Hempstead Supervisor Laura Gillen said she gave local and federal law enforcement officials a copy of handwritten notes from a parks department file last year that say the town was "looking the other way" on money a politically connected contractor owed the town.
The 35 pages of mostly unsigned handwritten notes, which the town provided Newsday in response to a public records request, repeatedly discuss strategies for dealing with the contractor, Dover Gourmet Corp., whose operations at town-owned facilities are being investigated by the U.S. attorney for the Eastern District of New York.
The U.S. attorney subpoenaed Hempstead for records on Dover in August, shortly after Newsday reported the company had not paid rent on the town-owned Malibu Beach Park in nearly a year, accumulating a balance of $531,400. Newsday later reported that Dover had paid Joseph Cairo, now the Nassau County Republican Committee chairman, and Cairo’s son, Joseph Michael Cairo, more than $1 million over 10 years for legal and project management work at the beachside recreation complex.
The notes describe the situation with Dover as a possible "huge political scandal" and list strategies to prevent it from being disclosed publicly, stating it would be a "PR nightmare."
Many of the notes are undated, although some list dates in 2013 and 2014. One note says Dover was $282,000 in arrears. Newsday previously reported on town records showing that, in those years, Dover did not pay the town $674,600 in fees, including for rent at Malibu.
“Key to resolving: Persuading both parties that this is a story far better resolved privately than reading about in Newsday and potentially triggering DA/US Attorney investigation,” one note reads.
Gillen, a Democrat who lost her reelection bid to Republican Don Clavin in November, said the notes were in a parks department file on Malibu. She said her office sought town records last year on Malibu and the Sands on Lido Beach, another town-owned facility that Dover has run.

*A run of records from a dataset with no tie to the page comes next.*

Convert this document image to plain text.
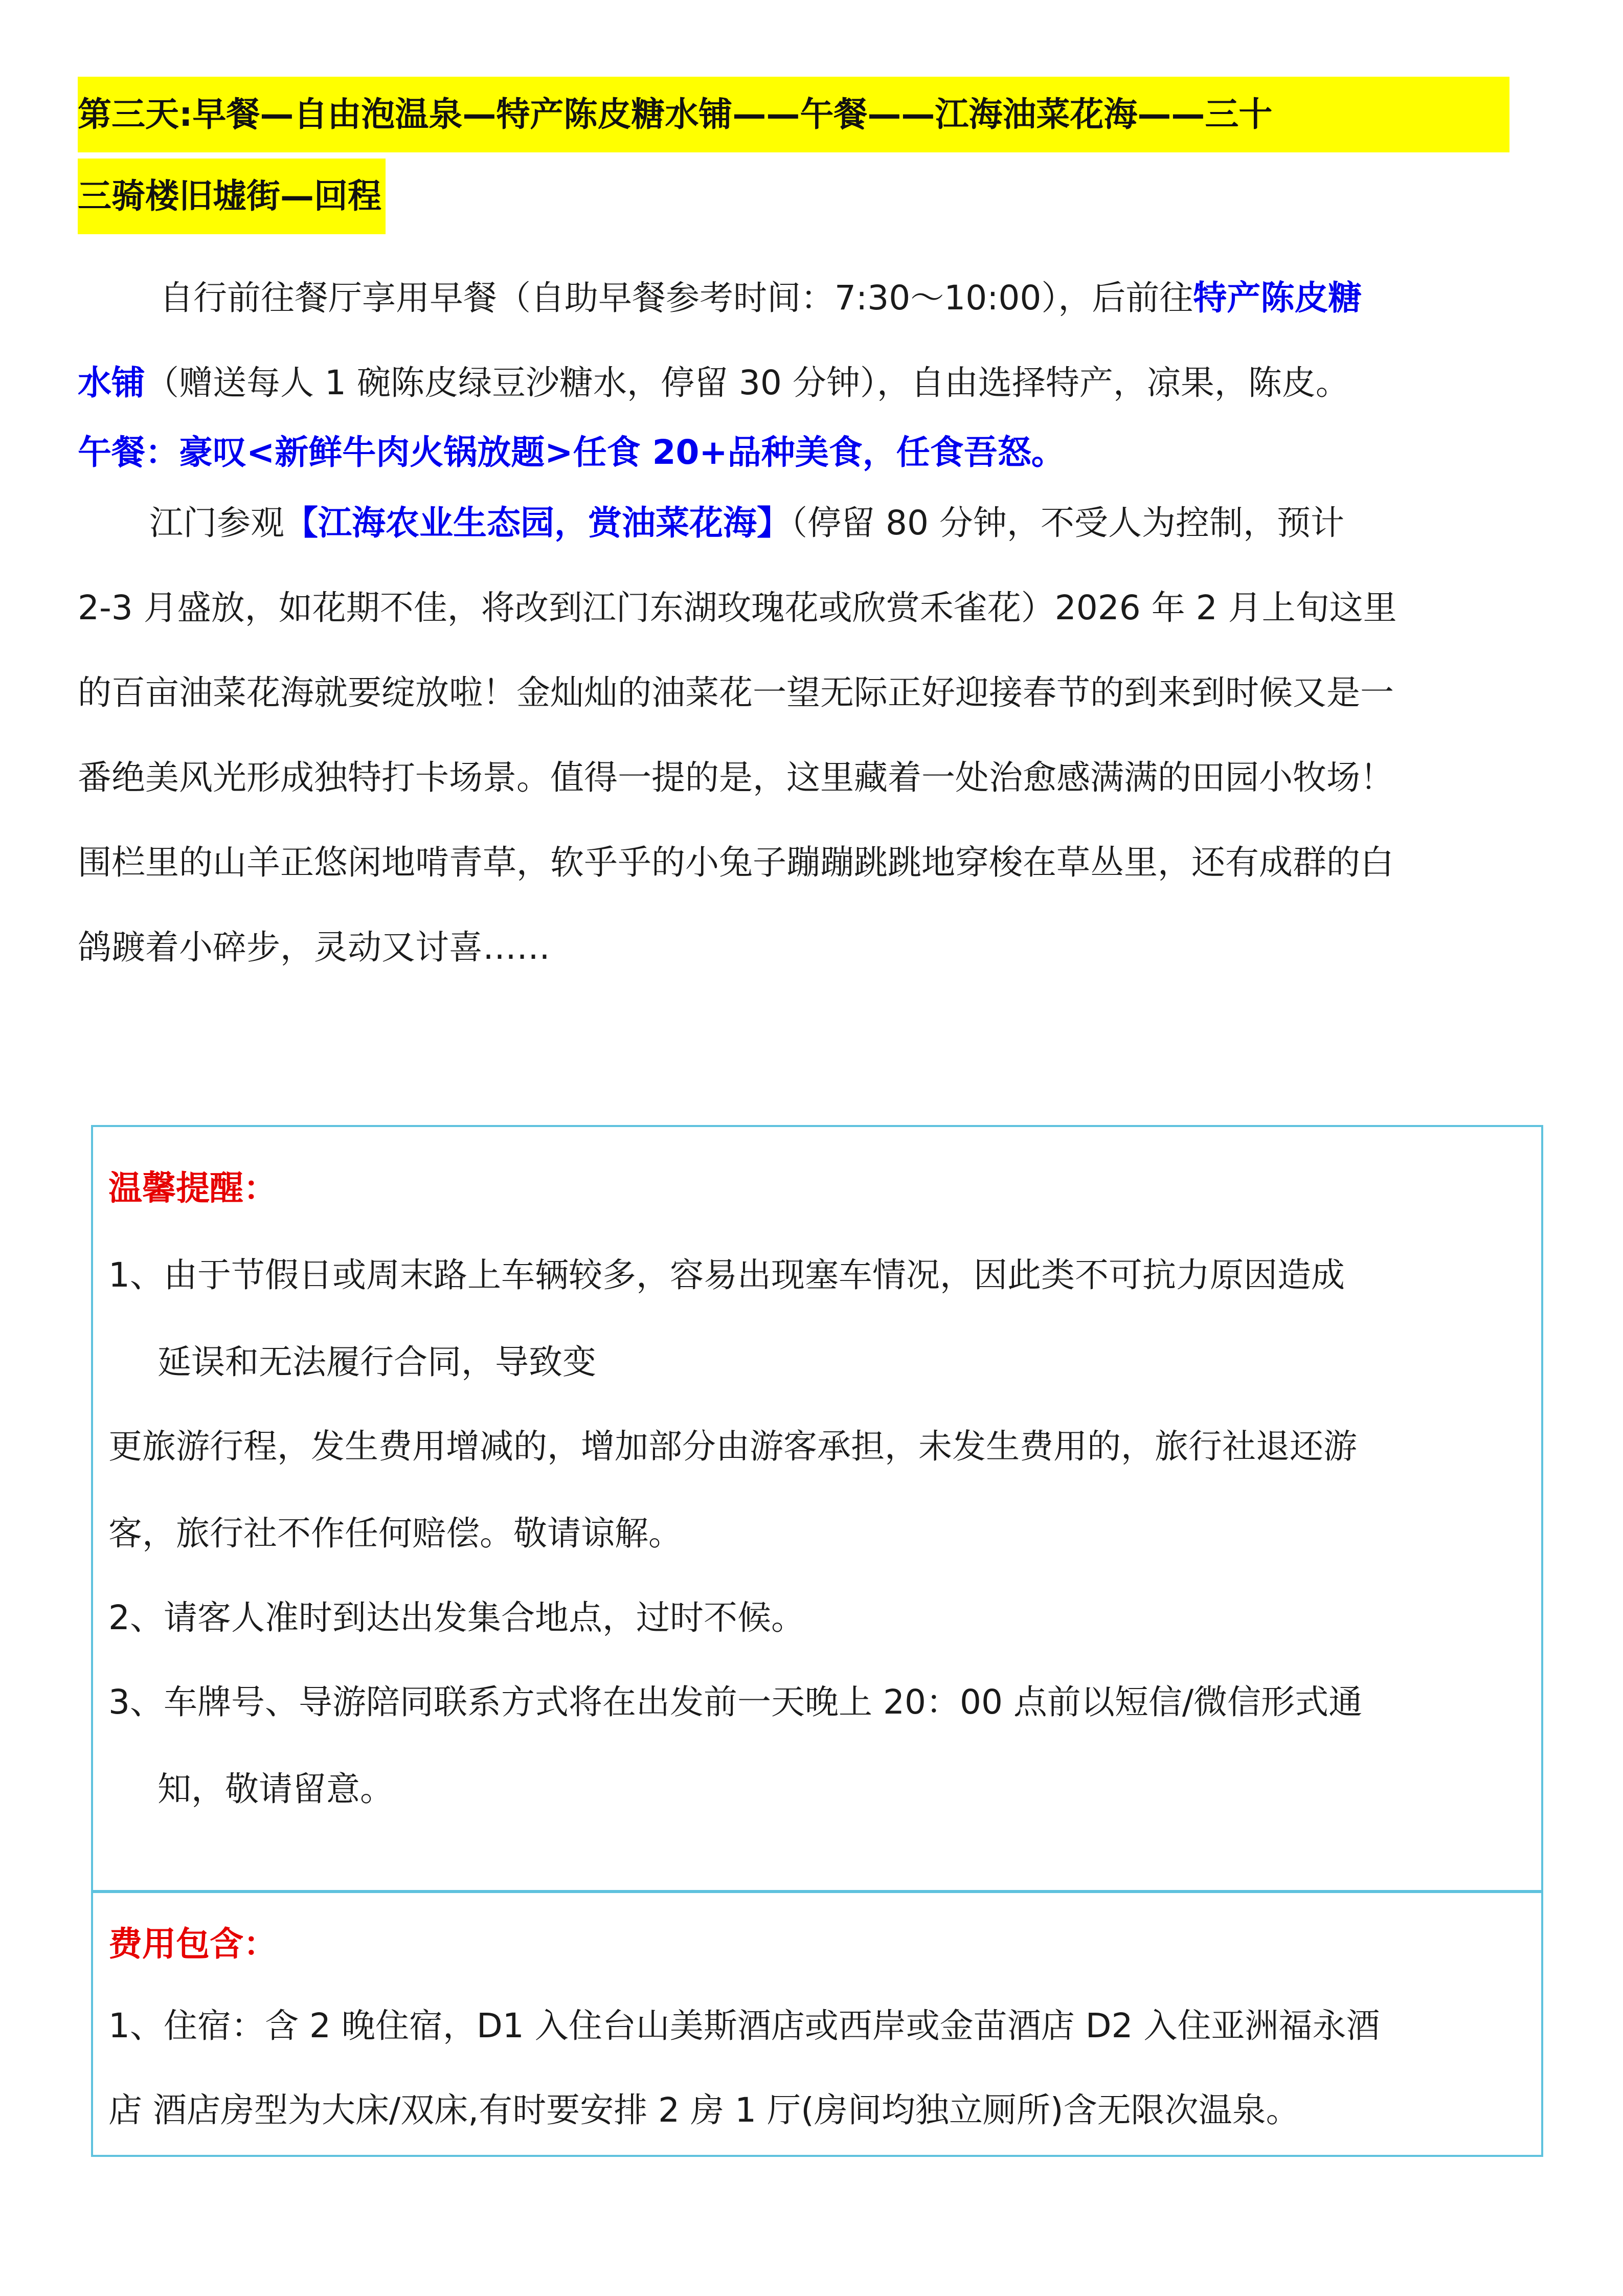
第三天:早餐—自由泡温泉—特产陈皮糖水铺——午餐——江海油菜花海——三十
三骑楼旧墟街—回程

自行前往餐厅享用早餐（自助早餐参考时间：7:30～10:00），后前往特产陈皮糖
水铺（赠送每人 1 碗陈皮绿豆沙糖水，停留 30 分钟），自由选择特产，凉果，陈皮。

午餐：豪叹<新鲜牛肉火锅放题>任食 20+品种美食，任食吾怒。

江门参观【江海农业生态园，赏油菜花海】（停留 80 分钟，不受人为控制，预计
2-3 月盛放，如花期不佳，将改到江门东湖玫瑰花或欣赏禾雀花）2026 年 2 月上旬这里
的百亩油菜花海就要绽放啦！金灿灿的油菜花一望无际正好迎接春节的到来到时候又是一
番绝美风光形成独特打卡场景。值得一提的是，这里藏着一处治愈感满满的田园小牧场！
围栏里的山羊正悠闲地啃青草，软乎乎的小兔子蹦蹦跳跳地穿梭在草丛里，还有成群的白
鸽踱着小碎步，灵动又讨喜……

温馨提醒：
1、由于节假日或周末路上车辆较多，容易出现塞车情况，因此类不可抗力原因造成
延误和无法履行合同，导致变
更旅游行程，发生费用增减的，增加部分由游客承担，未发生费用的，旅行社退还游
客，旅行社不作任何赔偿。敬请谅解。
2、请客人准时到达出发集合地点，过时不候。
3、车牌号、导游陪同联系方式将在出发前一天晚上 20：00 点前以短信/微信形式通
知，敬请留意。
费用包含：
1、住宿：含 2 晚住宿，D1 入住台山美斯酒店或西岸或金苗酒店 D2 入住亚洲福永酒
店 酒店房型为大床/双床,有时要安排 2 房 1 厅(房间均独立厕所)含无限次温泉。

Parks and Recreation oversees Dover’s operations at both properties.
"Upon review, I found certain contents deeply disturbing," Gillen said in a Dec. 3 statement. "I immediately turned these materials over to federal and local law enforcement officials." She declined to say to whom specifically she gave the notes, citing a federal investigation.

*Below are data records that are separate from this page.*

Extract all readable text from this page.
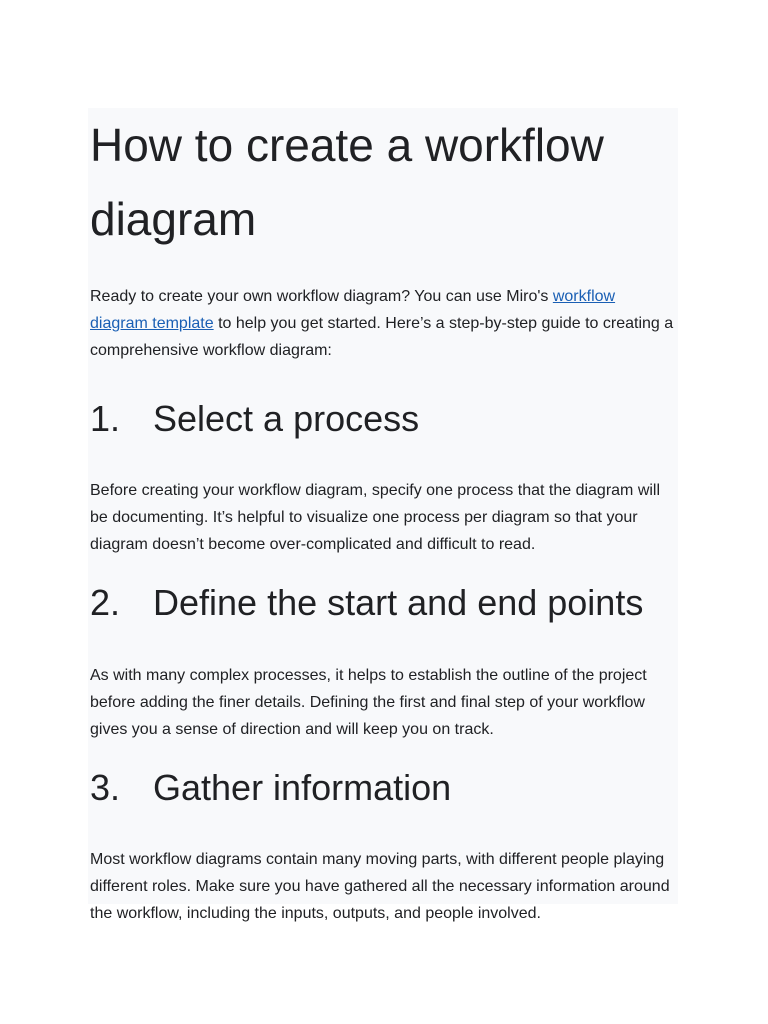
How to create a workflow diagram

Ready to create your own workflow diagram? You can use Miro's workflow diagram template to help you get started. Here’s a step-by-step guide to creating a comprehensive workflow diagram:

1. Select a process

Before creating your workflow diagram, specify one process that the diagram will be documenting. It’s helpful to visualize one process per diagram so that your diagram doesn’t become over-complicated and difficult to read.

2. Define the start and end points

As with many complex processes, it helps to establish the outline of the project before adding the finer details. Defining the first and final step of your workflow gives you a sense of direction and will keep you on track.

3. Gather information

Most workflow diagrams contain many moving parts, with different people playing different roles. Make sure you have gathered all the necessary information around the workflow, including the inputs, outputs, and people involved.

Gillen has criticized Dover, as well as town Parks Commissioner Daniel Lino and former Comptroller Kevin Conroy, who extended the company’s Malibu contract in April despite its debts to the town. Dover Chief Executive Butch Yamali has dismissed Gillen’s comments as politically motivated and said the town owed him for capital improvements he carried out at the facility.

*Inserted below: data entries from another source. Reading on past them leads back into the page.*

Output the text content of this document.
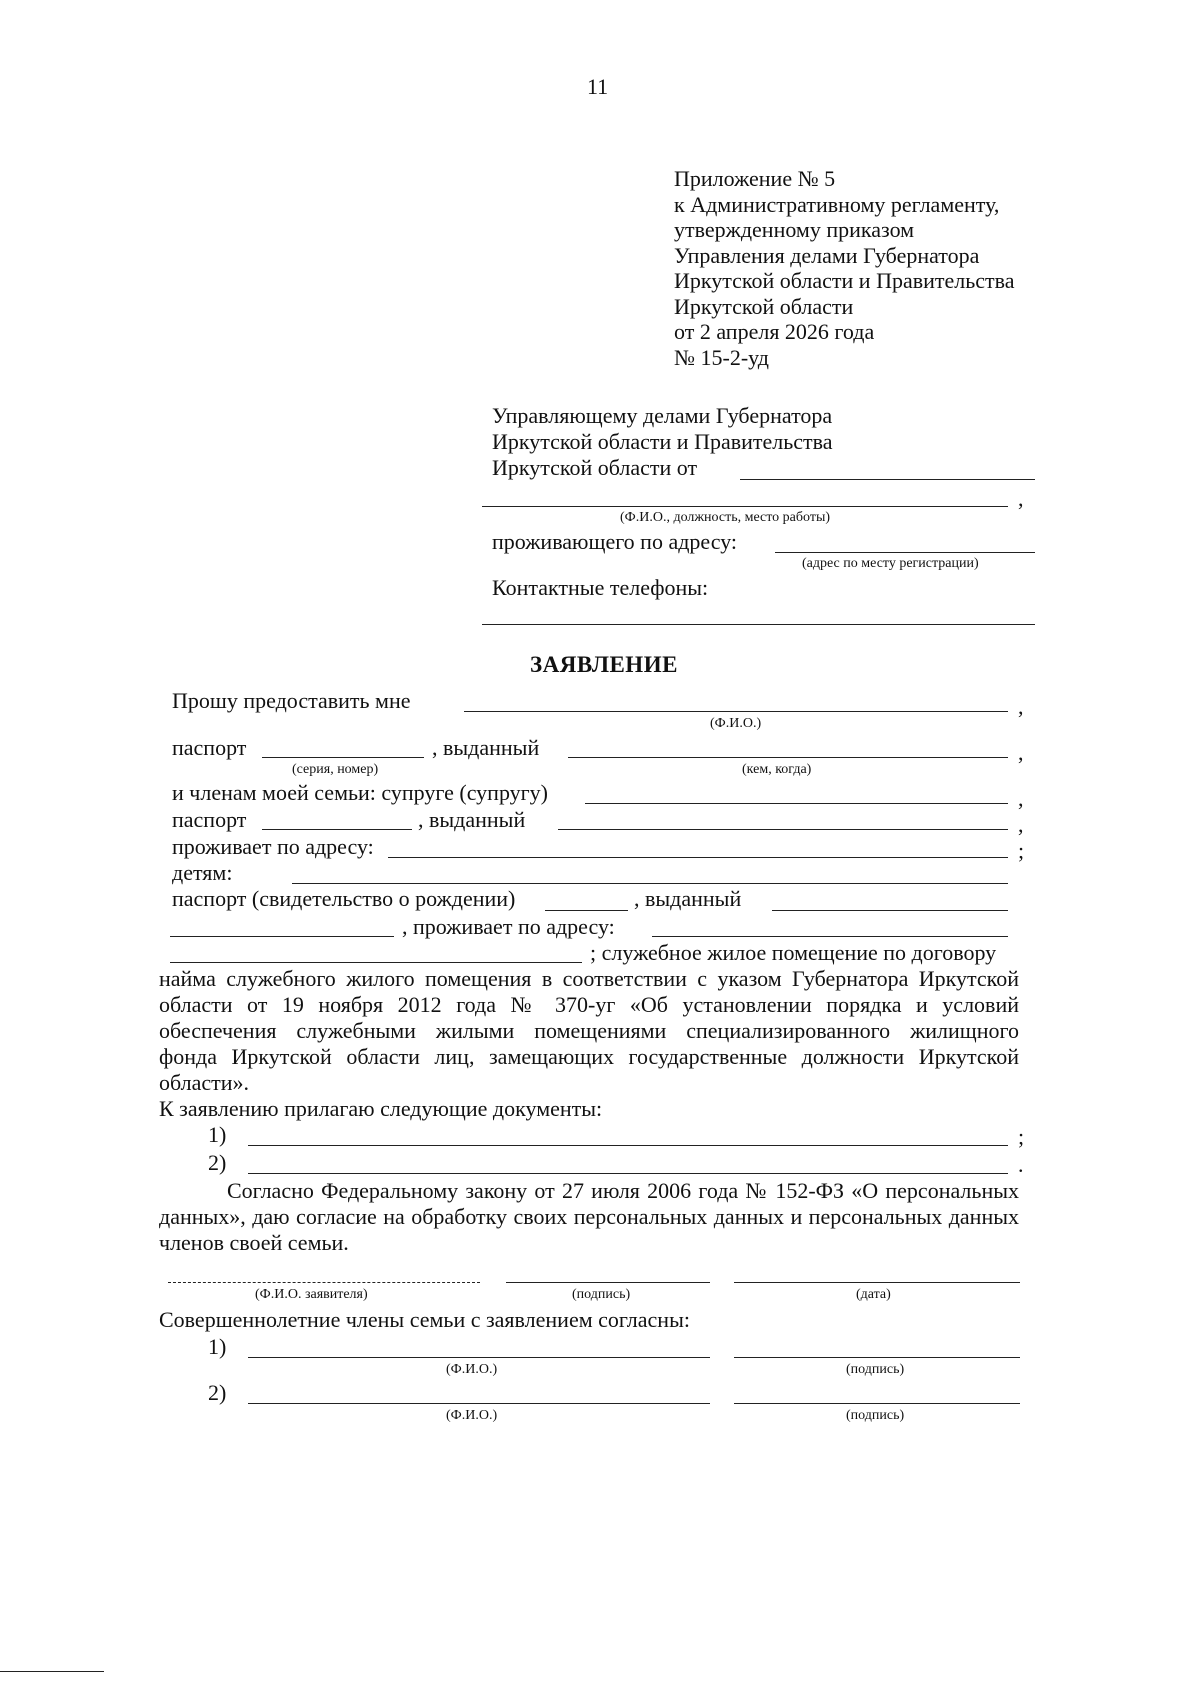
11
Приложение № 5
к Административному регламенту,
утвержденному приказом
Управления делами Губернатора
Иркутской области и Правительства
Иркутской области
от 2 апреля 2026 года
№ 15-2-уд
Управляющему делами Губернатора
Иркутской области и Правительства
Иркутской области от
,
(Ф.И.О., должность, место работы)
проживающего по адресу:
(адрес по месту регистрации)
Контактные телефоны:
ЗАЯВЛЕНИЕ
Прошу предоставить мне	,
(Ф.И.О.)
паспорт	, выданный	,
(серия, номер)	(кем, когда)
и членам моей семьи: супруге (супругу)	,
паспорт	, выданный	,
проживает по адресу:	;
детям:
паспорт (свидетельство о рождении)	, выданный
, проживает по адресу:
; служебное жилое помещение по договору
найма служебного жилого помещения в соответствии с указом Губернатора Иркутской
области от 19 ноября 2012 года № 370-уг «Об установлении порядка и условий
обеспечения служебными жилыми помещениями специализированного жилищного
фонда Иркутской области лиц, замещающих государственные должности Иркутской
области».
К заявлению прилагаю следующие документы:
1)	;
2)	.
Согласно Федеральному закону от 27 июля 2006 года № 152-ФЗ «О персональных
данных», даю согласие на обработку своих персональных данных и персональных данных
членов своей семьи.
(Ф.И.О. заявителя)	(подпись)	(дата)
Совершеннолетние члены семьи с заявлением согласны:
1)
(Ф.И.О.)	(подпись)
2)
(Ф.И.О.)	(подпись)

Hempstead and the company are in litigation over the validity of the contract extension.
Gillen had sought to tie Yamali to alleged Republican corruption in her reelection bid. Clavin, Hempstead's longtime tax receiver, will lead a 6-1 Republican majority on the town board when he takes office in January.
Yamali did not respond to a request for comment on the notes. Clavin directed a request for comment to a spokesman, Michael Caputo, who said “the receiver can’t comment on matters that are under litigation.”
A note dated Oct. 17, 2013, was written on a letterhead that reads “From the Desk of Philip R. Brookmeyer.” It is addressed to “Joe B.” and signed “Phil.” Brookmeyer previously was a deputy town attorney, payroll records show. Joseph Bentivegna was the town parks commissioner until the end of 2015.
Brookmeyer's attorney, John N. Tasolides, said the New York Rules of Professional Conduct for attorneys prohibit Brookmeyer from discussing the matter with Newsday. Tasolides specifically cited rules on confidential information and trial publicity.
The notes describe the situation with Dover as a “ticking time bomb” that had the “classic elements of a huge political scandal.”
That note continues: “Vendor w/ close ties to Republican Party leadership … owes town hundreds of thousands of dollars under license agreements and town, for all intensive purposes, is looking the other way [imagine front page headline in Newsday].”
Another note reads, under a header referencing Malibu and Sands: “Lack of enforcement [+ lack of definitive K for Sands] suggests appearance of conflict of interest / gross incompetence.”
“K” is a common abbreviation for “contract,” according to the Legal Information Institute. Gillen said in October that Dover does not have a contract to operate Sands. A spokesman for Yamali disputed that at the time, but did not respond to a request to provide Newsday a copy of the contract.
The notes list numerous strategies to “deal with B.Y.,” including auditing Dover’s finances, sending final payment notices and exercising the town’s “right to immediately terminate K for nonpayment.”
The author of the notes writes that there was “widespread knowledge” of the situation with Dover. “Entire town is culpable,” one note reads. Another appears to warn: “risk of disclosure high.”
Multiple notes list ways in which the issues with Dover could come to light, including a “‘whistleblower’ contacting Newsday,” a Freedom of Information request, and a “drunk employee at bar.”
The author calls public disclosure a “worst case scenario.”
“Careers will go up in flames," another note reads.